From Rousseau to Proust, from Marguerite Duras to George Sand, from Colette to Modiano, gardens appear in novels as representations of the real world, but also as reflections of the imagination.
The charmingly erudite first section focuses on history and is devoted to different types of garden from the bible to English parklands; the second analyses precisely and perceptively their role in literary works.
There is also an element of autobiography concealed within these well-tended wanderings: any lover of literature and any gardening enthusiast will navigate and decode and love this still life.

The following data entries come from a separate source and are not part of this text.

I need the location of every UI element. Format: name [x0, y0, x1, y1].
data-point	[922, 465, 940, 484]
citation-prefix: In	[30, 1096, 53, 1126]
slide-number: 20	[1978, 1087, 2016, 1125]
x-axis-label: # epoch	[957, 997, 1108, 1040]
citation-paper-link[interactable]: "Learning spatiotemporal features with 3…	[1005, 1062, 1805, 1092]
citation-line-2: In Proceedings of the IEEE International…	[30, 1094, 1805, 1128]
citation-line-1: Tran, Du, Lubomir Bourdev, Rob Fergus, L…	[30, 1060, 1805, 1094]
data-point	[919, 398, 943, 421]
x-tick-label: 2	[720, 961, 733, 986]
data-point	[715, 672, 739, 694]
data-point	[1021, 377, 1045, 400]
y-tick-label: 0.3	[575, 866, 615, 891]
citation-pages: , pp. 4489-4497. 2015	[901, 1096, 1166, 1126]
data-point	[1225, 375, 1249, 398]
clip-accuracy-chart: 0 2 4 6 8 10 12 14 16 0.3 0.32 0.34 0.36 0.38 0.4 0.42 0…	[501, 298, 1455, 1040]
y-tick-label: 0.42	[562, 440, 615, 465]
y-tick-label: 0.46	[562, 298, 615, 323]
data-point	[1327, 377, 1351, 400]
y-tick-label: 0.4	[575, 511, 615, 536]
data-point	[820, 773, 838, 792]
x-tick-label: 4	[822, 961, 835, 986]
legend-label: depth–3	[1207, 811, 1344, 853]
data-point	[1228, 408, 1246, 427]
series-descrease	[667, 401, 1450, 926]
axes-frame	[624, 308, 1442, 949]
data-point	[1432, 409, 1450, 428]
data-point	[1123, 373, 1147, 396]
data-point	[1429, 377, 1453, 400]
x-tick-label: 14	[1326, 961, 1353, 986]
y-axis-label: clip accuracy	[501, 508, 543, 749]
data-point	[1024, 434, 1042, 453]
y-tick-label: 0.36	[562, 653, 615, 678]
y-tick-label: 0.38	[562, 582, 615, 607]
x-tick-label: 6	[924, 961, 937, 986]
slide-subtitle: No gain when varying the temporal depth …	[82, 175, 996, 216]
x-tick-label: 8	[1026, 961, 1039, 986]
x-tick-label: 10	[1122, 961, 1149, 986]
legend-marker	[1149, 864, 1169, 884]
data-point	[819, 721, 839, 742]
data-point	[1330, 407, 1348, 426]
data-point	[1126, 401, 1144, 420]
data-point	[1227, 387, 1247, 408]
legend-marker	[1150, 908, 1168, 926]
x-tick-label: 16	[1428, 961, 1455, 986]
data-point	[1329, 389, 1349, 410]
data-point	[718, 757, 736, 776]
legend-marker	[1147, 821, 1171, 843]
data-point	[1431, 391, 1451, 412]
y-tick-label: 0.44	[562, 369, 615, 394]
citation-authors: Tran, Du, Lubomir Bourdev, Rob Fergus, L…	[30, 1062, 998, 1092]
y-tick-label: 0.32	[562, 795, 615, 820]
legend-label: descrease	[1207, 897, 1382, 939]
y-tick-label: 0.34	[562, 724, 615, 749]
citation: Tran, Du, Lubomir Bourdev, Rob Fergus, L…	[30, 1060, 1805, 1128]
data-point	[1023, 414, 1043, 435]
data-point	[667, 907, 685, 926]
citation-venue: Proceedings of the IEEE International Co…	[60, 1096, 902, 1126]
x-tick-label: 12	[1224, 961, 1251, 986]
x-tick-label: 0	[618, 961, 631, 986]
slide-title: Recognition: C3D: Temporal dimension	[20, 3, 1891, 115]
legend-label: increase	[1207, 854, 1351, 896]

The biographer and essayist Évelyne Bloch-Dano is a prize-winning and widely translated author whose most notable works include biographies Madame Zola (1997, Elle Magazine’s Grand prix des lectrices), Flora Tristan, la femme-messie (2001, Prix François-Billetdoux), Madame Proust (2004, Prix Renaudot de l’essai) and Le Dernier Amour de George Sand (2010); but also Mes maisons d’écrivains (2005), the delicious La Fabuleuse Histoire des légumes (2008), and the acclaimed La Biographe (2007) and Porte de Champerret (2013).